SERVIÇO MILIONÁRIO

“O Doutor está?”

“Ele saiu... Deve demorar...”

“Quem tá falando?”

“Quem...? A empregada...”

“O doutor tem um serviço milionário para mim. Vou tirar a barriga da miséria...”

A mulher desligou o telefone. Perdida no diálogo, tentou resgatar sua motivação ao assumir um personagem. Por que tanto constrangimento com o Toninho? O marido deveria atender o telefonema e simplesmente falar que não necessitava de nada este mês, afinal ele já havia lustrado todos os móveis nos últimos meses.

Voltou à sala e, com um gesto de reprovação, confirmou sua suspeita.

“Sim era o lustrador...”

“Não falei! Toda quinta ele liga, fala que precisa de “algum”, insiste para pegar um serviço... Um chato!”

A mulher sustentou o olhar enquanto o marido fingiu não percebe-la. O telefone tocou novamente. O homem, com um gesto inquieto, indicou que ele ainda não chegara.

“Não, não está...”

As ligações se repetiam. Banco oferecendo novos cartões de crédito, o encanador perguntando se o ralo estava escoando a água, um amigo distante que ficara desempregado, oferta de novo serviço de telefonia, planos de saúde, enganos...

“Deve demorar... Talvez tenha viajado...”

Se não estava para ninguém, era melhor tirar o telefone do gancho... A mulher tentava convence-lo nos intervalos das ligações, mas o marido era contrário à atitude tão radical.

“E se for alguém importante...”

As palavras do lustrador não saíam da cabeça da mulher: “serviço milionário”, “vou tirar a barriga da miséria...” Passou o dedo na tampa da mesa e percebeu que a poeira ofuscava o brilho do móvel. Será que a empregada também estava envolvida? Será que a insistência do lustrador a convencera a relaxar na faxina?

O que ele queria dizer com serviço milionário? Seria um código na trama contra os patrões, a exaltação a um levante.

Ela sentou-se ao lado do marido e falou com ironia.

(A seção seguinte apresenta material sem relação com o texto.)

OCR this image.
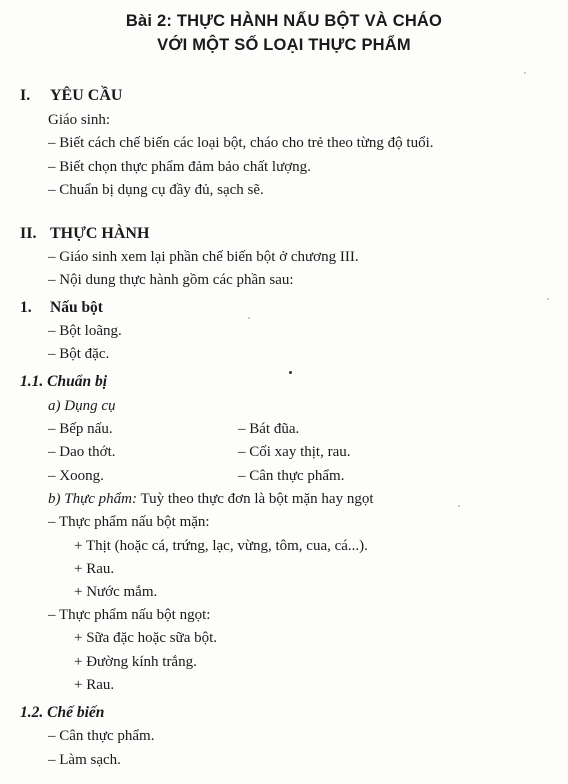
Bài 2: THỰC HÀNH NẤU BỘT VÀ CHÁO
VỚI MỘT SỐ LOẠI THỰC PHẨM
I. YÊU CẦU
Giáo sinh:
– Biết cách chế biến các loại bột, cháo cho trẻ theo từng độ tuổi.
– Biết chọn thực phẩm đảm bảo chất lượng.
– Chuẩn bị dụng cụ đầy đủ, sạch sẽ.
II. THỰC HÀNH
– Giáo sinh xem lại phần chế biến bột ở chương III.
– Nội dung thực hành gồm các phần sau:
1. Nấu bột
– Bột loãng.
– Bột đặc.
1.1. Chuẩn bị
a) Dụng cụ
– Bếp nấu.	– Bát đũa.
– Dao thớt.	– Cối xay thịt, rau.
– Xoong.	– Cân thực phẩm.
b) Thực phẩm: Tuỳ theo thực đơn là bột mặn hay ngọt
– Thực phẩm nấu bột mặn:
+ Thịt (hoặc cá, trứng, lạc, vừng, tôm, cua, cá...).
+ Rau.
+ Nước mắm.
– Thực phẩm nấu bột ngọt:
+ Sữa đặc hoặc sữa bột.
+ Đường kính trắng.
+ Rau.
1.2. Chế biến
– Cân thực phẩm.
– Làm sạch.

“Ele disse que você tinha um serviço milionário para ele...”

“Ele, quem?”

“O lustrador, ora! Quem mais liga todas as quintas?”

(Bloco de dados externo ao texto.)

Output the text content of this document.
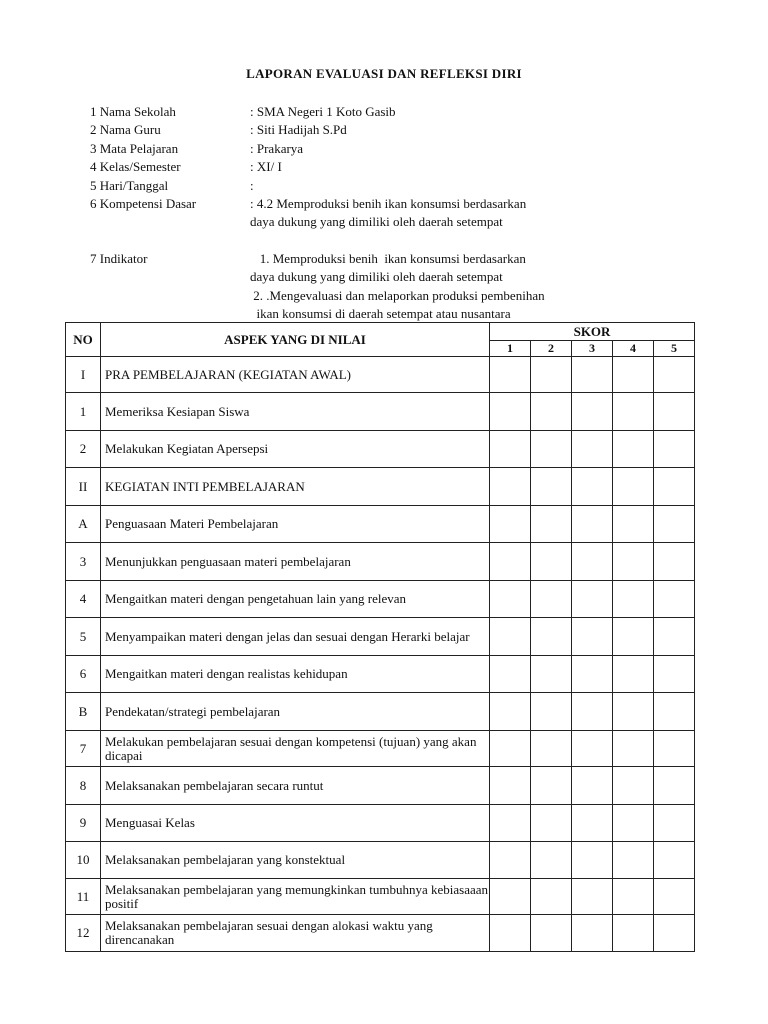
LAPORAN EVALUASI DAN REFLEKSI DIRI
1 Nama Sekolah	: SMA Negeri 1 Koto Gasib
2 Nama Guru	: Siti Hadijah S.Pd
3 Mata Pelajaran	: Prakarya
4 Kelas/Semester	: XI/ I
5 Hari/Tanggal	:
6 Kompetensi Dasar	: 4.2 Memproduksi benih ikan konsumsi berdasarkan
daya dukung yang dimiliki oleh daerah setempat
7 Indikator	1. Memproduksi benih  ikan konsumsi berdasarkan
daya dukung yang dimiliki oleh daerah setempat
2. .Mengevaluasi dan melaporkan produksi pembenihan
ikan konsumsi di daerah setempat atau nusantara
NO	ASPEK YANG DI NILAI	SKOR				
		1	2	3	4	5
I	PRA PEMBELAJARAN (KEGIATAN AWAL)					
1	Memeriksa Kesiapan Siswa					
2	Melakukan Kegiatan Apersepsi					
II	KEGIATAN INTI PEMBELAJARAN					
A	Penguasaan Materi Pembelajaran					
3	Menunjukkan penguasaan materi pembelajaran					
4	Mengaitkan materi dengan pengetahuan lain yang relevan					
5	Menyampaikan materi dengan jelas dan sesuai dengan Herarki belajar					
6	Mengaitkan materi dengan realistas kehidupan					
B	Pendekatan/strategi pembelajaran					
7	Melakukan pembelajaran sesuai dengan kompetensi (tujuan) yang akan dicapai					
8	Melaksanakan pembelajaran secara runtut					
9	Menguasai Kelas					
10	Melaksanakan pembelajaran yang konstektual					
11	Melaksanakan pembelajaran yang memungkinkan tumbuhnya kebiasaaan positif					
12	Melaksanakan pembelajaran sesuai dengan alokasi waktu yang direncanakan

O homem olhou-a sem compreender bem. Talvez fosse uma nova abordagem do Toninho, talvez uma brincadeira... Além de chato e insistente, era também criativo...

A mulher continuou tentando demonstrar a seriedade da situação. Os móveis recém-lustrados estavam empoeirados, o lustrador ligava sistematicamente todas as quintas e sugeria a empregada que se tratava de um serviço milionário.

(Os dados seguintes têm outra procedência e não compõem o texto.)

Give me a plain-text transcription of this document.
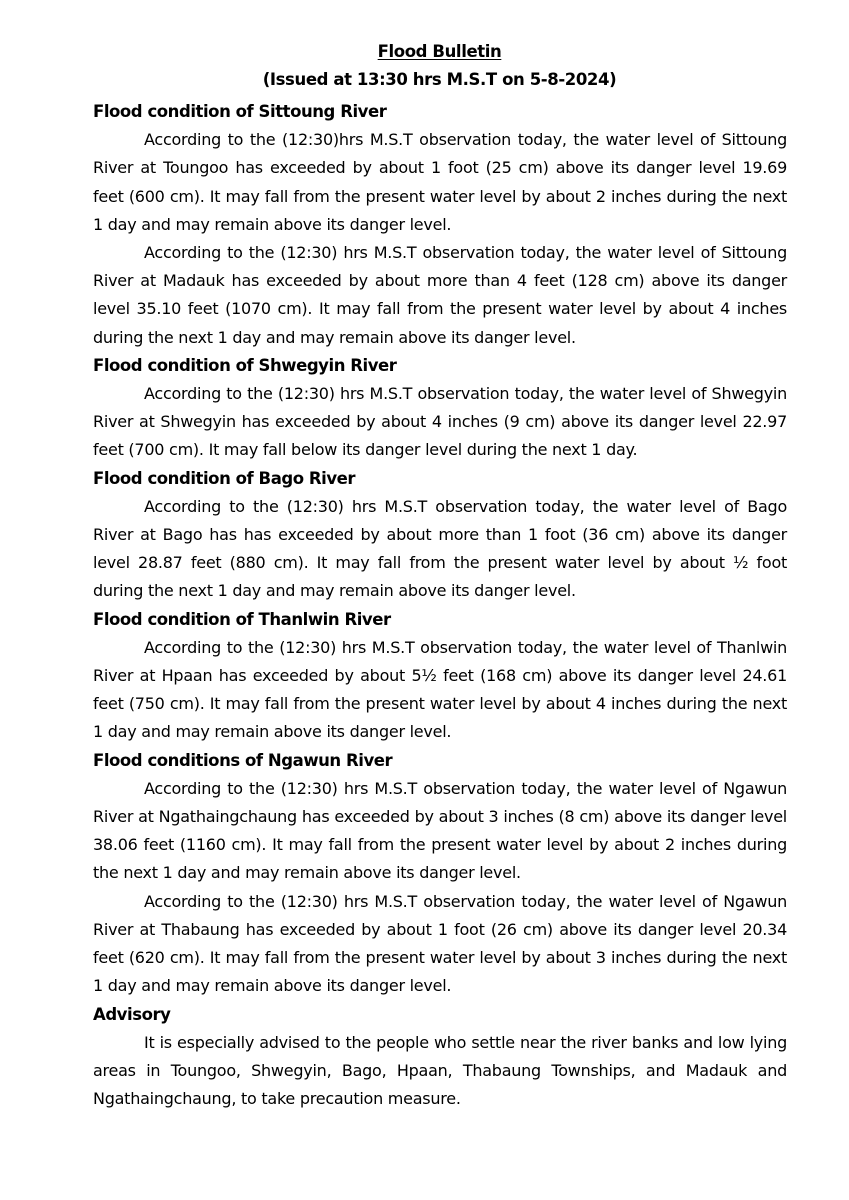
Flood Bulletin
(Issued at 13:30 hrs M.S.T on 5-8-2024)
Flood condition of Sittoung River

According to the (12:30)hrs M.S.T observation today, the water level of Sittoung River at Toungoo has exceeded by about 1 foot (25 cm) above its danger level 19.69 feet (600 cm). It may fall from the present water level by about 2 inches during the next 1 day and may remain above its danger level.

According to the (12:30) hrs M.S.T observation today, the water level of Sittoung River at Madauk has exceeded by about more than 4 feet (128 cm) above its danger level 35.10 feet (1070 cm). It may fall from the present water level by about 4 inches during the next 1 day and may remain above its danger level.

Flood condition of Shwegyin River

According to the (12:30) hrs M.S.T observation today, the water level of Shwegyin River at Shwegyin has exceeded by about 4 inches (9 cm) above its danger level 22.97 feet (700 cm). It may fall below its danger level during the next 1 day.

Flood condition of Bago River

According to the (12:30) hrs M.S.T observation today, the water level of Bago River at Bago has has exceeded by about more than 1 foot (36 cm) above its danger level 28.87 feet (880 cm). It may fall from the present water level by about ½ foot during the next 1 day and may remain above its danger level.

Flood condition of Thanlwin River

According to the (12:30) hrs M.S.T observation today, the water level of Thanlwin River at Hpaan has exceeded by about 5½ feet (168 cm) above its danger level 24.61 feet (750 cm). It may fall from the present water level by about 4 inches during the next 1 day and may remain above its danger level.

Flood conditions of Ngawun River

According to the (12:30) hrs M.S.T observation today, the water level of Ngawun River at Ngathaingchaung has exceeded by about 3 inches (8 cm) above its danger level 38.06 feet (1160 cm). It may fall from the present water level by about 2 inches during the next 1 day and may remain above its danger level.

According to the (12:30) hrs M.S.T observation today, the water level of Ngawun River at Thabaung has exceeded by about 1 foot (26 cm) above its danger level 20.34 feet (620 cm). It may fall from the present water level by about 3 inches during the next 1 day and may remain above its danger level.

Advisory

It is especially advised to the people who settle near the river banks and low lying areas in Toungoo, Shwegyin, Bago, Hpaan, Thabaung Townships, and Madauk and Ngathaingchaung, to take precaution measure.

“Mas que empregada? Dalva está de licença esta semana...”

“Eu falei que era a empregada. Fiquei sem graça, fui pega de surpresa...”

“Que cara de pau!”

“Quem? Ele, né!”

“E se eles se encontrarem?”

O constrangimento tomou conta do casal. Os dois estavam confusos com a forma como o lustrador estava enraizado na casa. Havia marcas de sua presença em todos os cômodos, até no velho cabide do quarto de passar roupa, telefonemas insistentes e a perspectiva de um serviço milionário.

O marido tentou fazer um levantamento dos gastos com o lustrador. Reparou que, diante das lamúrias e confissões de dívida, sempre pagava um valor acima do preço de mercado. Em seu orçamento de funcionário público aposentado, o lustrador representava um porcentual significativo e constante.

O telefone tocou novamente. O marido se levantou e, com o olhar determinado, aparentou que iria atender a ligação. Hesitou por um instante: O que falar? Como negar? Sentou-se novamente com as mãos pesadas sobre os joelhos da mulher e murmurou em seu ouvido:

“Vamos fingir que não tem ninguém em casa. Pode ser que ele desista...”

Os dois permaneceram encolhidos no sofá em silêncio, ouvindo com atenção os insistentes toques do aparelho.